Sunday, December 31, 2017

My Life-Changing Lesson of 2017

Hot on the heels of the Year From Hell in 2016, I now look back on what was 2017 with one lesson to share.  

It is the single, biggest, most powerful and life changing lesson I could share with you.

This lesson came to me as, this year, I wrestled some more with depression and dark thoughts, cogitating more deeply upon the fall out of everything breast cancer.   (Did you know that, in any given year, according to BeyondBlue, around one million Australians have depression and around 2 million have anxiety?) 

Perhaps the outlines of it came as I canoed around Antarctica and trudged through Argentina and Uruguay, communing with nature as I dared to go where no lone, breast-less 53 year old has dared to tread before.  

It may have gained further structure as I toured through Botswana, Namibia and Cape Town in Africa, thus managing to strike off the seven continents on my bucket list.
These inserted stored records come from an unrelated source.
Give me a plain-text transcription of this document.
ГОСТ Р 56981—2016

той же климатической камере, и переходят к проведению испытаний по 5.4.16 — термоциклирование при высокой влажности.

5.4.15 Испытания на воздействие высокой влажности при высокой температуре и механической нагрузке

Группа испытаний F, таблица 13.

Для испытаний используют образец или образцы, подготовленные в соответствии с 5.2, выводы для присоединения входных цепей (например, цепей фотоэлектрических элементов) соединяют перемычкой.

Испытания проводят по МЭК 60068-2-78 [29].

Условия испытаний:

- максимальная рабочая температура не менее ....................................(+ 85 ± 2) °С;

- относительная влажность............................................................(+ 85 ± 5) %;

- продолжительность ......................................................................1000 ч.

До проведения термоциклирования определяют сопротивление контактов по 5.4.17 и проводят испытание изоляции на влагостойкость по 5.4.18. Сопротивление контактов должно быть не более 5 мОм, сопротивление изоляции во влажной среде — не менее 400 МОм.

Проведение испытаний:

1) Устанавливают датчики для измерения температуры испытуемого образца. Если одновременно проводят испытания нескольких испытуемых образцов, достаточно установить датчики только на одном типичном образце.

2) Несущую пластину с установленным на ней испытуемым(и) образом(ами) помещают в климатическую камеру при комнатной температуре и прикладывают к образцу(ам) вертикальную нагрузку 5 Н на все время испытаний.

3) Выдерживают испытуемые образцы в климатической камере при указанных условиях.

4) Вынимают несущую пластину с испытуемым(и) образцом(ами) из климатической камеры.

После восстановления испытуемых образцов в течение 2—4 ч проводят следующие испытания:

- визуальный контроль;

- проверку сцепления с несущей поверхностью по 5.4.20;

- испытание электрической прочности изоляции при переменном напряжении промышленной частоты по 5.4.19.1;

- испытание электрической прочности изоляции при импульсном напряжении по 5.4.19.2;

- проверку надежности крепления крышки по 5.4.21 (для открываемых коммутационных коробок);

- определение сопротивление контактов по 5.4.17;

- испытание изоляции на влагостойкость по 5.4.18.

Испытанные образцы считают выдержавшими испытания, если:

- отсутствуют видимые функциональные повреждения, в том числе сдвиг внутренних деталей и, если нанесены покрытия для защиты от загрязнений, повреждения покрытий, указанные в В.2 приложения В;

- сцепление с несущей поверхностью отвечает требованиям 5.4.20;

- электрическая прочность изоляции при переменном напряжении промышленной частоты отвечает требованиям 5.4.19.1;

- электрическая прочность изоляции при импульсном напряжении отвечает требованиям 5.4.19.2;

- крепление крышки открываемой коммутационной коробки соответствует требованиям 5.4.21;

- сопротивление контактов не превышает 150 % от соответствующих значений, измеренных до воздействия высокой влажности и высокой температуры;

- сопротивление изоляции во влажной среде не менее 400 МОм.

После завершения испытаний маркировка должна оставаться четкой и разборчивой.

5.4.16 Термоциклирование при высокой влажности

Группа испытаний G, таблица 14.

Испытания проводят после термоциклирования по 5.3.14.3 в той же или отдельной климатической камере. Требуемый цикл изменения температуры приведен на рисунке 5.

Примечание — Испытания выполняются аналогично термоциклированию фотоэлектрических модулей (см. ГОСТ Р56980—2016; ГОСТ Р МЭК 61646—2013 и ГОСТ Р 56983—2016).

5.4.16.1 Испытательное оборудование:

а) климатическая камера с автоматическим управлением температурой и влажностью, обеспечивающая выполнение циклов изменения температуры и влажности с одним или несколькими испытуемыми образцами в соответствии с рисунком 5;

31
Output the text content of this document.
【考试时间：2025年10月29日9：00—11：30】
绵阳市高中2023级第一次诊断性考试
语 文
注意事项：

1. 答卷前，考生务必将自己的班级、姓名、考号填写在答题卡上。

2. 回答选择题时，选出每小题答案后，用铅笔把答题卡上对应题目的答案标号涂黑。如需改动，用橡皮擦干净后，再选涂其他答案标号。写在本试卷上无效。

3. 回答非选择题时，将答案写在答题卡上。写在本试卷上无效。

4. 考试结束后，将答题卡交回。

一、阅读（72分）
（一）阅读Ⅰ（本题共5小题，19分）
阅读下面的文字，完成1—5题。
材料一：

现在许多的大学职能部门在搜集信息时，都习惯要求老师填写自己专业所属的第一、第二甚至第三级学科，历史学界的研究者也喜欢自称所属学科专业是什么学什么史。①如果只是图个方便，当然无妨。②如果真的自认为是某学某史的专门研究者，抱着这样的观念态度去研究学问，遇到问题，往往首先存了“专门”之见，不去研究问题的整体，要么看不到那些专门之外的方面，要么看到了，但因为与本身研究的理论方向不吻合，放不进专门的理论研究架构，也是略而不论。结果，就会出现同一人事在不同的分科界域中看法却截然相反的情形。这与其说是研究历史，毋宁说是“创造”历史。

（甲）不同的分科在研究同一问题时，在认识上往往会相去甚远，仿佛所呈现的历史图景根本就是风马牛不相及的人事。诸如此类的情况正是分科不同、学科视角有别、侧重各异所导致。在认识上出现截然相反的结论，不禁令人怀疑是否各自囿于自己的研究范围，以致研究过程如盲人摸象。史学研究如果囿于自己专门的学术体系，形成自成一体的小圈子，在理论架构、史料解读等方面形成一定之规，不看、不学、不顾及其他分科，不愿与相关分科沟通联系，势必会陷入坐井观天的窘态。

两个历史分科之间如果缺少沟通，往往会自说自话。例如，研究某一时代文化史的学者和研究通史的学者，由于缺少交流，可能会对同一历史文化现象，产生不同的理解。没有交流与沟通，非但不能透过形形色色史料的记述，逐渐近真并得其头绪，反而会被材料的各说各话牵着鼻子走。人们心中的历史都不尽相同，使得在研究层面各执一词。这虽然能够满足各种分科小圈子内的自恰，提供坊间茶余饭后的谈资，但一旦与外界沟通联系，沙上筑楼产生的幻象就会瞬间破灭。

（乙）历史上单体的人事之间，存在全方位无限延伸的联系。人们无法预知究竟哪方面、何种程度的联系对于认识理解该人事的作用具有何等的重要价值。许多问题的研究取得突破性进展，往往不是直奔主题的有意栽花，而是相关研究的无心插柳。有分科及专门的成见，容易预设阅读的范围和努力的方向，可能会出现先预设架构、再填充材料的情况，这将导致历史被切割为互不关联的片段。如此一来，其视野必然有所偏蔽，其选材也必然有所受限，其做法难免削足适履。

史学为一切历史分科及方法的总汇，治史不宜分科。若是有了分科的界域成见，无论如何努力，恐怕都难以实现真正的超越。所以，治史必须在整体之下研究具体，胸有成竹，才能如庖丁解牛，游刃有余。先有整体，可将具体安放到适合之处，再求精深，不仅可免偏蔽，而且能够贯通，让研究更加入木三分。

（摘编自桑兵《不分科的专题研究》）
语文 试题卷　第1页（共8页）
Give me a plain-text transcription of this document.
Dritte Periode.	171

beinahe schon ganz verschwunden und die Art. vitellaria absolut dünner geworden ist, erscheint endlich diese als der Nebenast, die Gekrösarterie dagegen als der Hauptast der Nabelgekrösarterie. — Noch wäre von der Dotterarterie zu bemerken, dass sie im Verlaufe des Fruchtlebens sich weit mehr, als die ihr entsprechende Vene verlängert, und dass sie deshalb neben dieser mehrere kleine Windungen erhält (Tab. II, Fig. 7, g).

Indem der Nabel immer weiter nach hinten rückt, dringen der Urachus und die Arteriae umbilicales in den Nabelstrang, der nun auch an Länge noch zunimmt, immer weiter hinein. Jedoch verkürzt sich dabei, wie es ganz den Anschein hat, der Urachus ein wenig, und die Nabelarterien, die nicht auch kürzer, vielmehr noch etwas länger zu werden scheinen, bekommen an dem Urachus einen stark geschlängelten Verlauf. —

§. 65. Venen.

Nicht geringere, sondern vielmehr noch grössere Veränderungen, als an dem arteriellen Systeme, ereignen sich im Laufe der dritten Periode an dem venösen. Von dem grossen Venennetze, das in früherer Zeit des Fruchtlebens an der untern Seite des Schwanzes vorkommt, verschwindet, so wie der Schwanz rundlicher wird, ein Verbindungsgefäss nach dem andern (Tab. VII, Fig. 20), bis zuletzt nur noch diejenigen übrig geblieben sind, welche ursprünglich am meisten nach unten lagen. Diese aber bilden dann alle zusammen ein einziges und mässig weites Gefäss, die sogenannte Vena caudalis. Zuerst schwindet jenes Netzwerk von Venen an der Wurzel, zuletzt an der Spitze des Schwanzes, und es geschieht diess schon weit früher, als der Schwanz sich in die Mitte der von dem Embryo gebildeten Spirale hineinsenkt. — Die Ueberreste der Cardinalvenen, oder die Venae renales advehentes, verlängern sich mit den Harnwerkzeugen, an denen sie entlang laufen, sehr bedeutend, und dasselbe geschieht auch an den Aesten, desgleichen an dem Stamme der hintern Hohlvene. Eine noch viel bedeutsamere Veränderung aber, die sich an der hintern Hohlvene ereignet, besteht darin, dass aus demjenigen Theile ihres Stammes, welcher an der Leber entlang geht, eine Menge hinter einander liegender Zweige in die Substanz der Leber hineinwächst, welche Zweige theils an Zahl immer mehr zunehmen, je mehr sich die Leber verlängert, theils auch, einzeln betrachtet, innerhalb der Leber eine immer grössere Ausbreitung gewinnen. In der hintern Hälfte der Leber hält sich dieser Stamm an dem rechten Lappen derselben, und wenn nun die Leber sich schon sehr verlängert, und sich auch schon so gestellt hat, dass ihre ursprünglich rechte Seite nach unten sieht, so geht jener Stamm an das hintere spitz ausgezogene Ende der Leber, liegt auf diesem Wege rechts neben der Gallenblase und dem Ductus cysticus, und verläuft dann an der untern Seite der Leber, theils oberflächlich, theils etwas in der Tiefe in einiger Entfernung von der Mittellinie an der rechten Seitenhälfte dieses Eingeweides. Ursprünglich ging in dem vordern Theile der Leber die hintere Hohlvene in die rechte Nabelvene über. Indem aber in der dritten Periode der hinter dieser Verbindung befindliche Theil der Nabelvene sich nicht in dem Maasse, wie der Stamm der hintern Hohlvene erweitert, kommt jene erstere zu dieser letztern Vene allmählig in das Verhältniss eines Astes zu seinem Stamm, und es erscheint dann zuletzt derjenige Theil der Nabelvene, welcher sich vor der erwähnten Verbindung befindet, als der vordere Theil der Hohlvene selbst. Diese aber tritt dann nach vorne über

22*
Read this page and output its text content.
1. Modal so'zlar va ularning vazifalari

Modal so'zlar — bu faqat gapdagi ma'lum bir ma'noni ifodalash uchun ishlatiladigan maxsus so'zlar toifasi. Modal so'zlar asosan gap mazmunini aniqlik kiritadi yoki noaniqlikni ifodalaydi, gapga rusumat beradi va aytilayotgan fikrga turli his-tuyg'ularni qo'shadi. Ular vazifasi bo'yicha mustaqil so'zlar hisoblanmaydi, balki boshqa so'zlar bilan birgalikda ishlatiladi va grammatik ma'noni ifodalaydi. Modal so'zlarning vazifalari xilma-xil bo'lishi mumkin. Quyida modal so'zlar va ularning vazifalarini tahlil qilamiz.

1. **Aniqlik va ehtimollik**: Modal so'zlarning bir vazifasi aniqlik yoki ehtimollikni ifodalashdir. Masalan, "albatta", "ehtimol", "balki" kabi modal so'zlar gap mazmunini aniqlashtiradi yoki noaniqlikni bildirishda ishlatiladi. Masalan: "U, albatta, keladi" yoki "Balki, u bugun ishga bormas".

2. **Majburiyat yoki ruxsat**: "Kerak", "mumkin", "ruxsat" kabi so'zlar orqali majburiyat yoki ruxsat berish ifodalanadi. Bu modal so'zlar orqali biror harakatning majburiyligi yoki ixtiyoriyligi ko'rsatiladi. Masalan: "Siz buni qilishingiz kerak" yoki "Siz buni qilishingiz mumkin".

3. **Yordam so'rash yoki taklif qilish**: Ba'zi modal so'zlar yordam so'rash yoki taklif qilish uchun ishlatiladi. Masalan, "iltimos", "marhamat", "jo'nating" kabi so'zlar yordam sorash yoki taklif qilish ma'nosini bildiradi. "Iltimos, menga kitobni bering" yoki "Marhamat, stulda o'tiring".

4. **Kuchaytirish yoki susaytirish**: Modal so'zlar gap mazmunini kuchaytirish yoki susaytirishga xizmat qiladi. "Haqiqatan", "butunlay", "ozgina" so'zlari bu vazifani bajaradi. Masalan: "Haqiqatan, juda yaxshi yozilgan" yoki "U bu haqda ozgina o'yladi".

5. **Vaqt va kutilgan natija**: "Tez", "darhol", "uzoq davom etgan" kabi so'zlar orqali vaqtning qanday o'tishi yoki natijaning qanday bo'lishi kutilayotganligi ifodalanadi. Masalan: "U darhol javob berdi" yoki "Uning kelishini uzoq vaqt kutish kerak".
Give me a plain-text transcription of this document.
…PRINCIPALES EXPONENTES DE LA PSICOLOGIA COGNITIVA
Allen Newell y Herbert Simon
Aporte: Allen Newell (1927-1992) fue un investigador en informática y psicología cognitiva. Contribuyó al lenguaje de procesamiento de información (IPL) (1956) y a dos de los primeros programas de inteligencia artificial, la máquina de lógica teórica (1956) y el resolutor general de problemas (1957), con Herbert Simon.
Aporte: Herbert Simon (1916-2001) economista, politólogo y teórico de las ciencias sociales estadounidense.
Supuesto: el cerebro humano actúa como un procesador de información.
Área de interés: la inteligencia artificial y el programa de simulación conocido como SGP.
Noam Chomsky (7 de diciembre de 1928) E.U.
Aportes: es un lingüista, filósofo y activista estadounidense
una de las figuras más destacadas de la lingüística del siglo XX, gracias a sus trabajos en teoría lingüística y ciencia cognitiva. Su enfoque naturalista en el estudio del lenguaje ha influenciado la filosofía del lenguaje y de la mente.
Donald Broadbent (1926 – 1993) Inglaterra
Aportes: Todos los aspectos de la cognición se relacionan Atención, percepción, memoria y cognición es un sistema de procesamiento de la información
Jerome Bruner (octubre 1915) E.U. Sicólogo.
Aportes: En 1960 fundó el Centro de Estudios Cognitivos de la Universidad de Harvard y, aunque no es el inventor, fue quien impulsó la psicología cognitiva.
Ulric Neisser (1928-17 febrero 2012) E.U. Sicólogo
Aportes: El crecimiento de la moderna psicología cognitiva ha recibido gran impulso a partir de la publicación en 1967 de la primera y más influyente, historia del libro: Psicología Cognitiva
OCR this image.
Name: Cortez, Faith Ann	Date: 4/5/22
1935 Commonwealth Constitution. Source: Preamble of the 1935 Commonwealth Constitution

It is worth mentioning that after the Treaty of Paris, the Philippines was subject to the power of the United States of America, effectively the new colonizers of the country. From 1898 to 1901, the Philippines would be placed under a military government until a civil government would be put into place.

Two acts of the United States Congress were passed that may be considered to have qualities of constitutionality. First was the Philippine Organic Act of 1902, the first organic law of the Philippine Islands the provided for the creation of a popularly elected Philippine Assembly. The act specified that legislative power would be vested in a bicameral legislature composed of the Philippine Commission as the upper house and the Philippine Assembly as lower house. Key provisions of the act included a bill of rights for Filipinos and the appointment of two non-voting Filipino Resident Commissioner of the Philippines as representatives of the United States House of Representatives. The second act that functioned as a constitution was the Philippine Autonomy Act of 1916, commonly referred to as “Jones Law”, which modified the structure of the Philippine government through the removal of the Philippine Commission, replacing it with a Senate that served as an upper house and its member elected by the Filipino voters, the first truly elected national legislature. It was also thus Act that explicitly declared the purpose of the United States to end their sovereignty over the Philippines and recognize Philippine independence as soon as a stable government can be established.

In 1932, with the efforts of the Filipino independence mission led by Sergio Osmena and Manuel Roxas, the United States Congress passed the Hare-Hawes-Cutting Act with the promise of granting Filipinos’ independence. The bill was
Some of it may have been annealed as  I pursued my mission - through various forms of social media - to destigmatise the truly glorious state of being that is not simply daring to fly solo - but embracing it heart and soul.  (What fun!)

It may have densified as I dallied with bird photography, song writing and producing, hoop dancing, life drawing, and more forays into stand-up comedy (and, yes, I am actually funny).

It may have truly solidified as I dealt with feelings, such as loneliness, after officially 'empty nesting' - setting up my second son, Ben, in his own digs. 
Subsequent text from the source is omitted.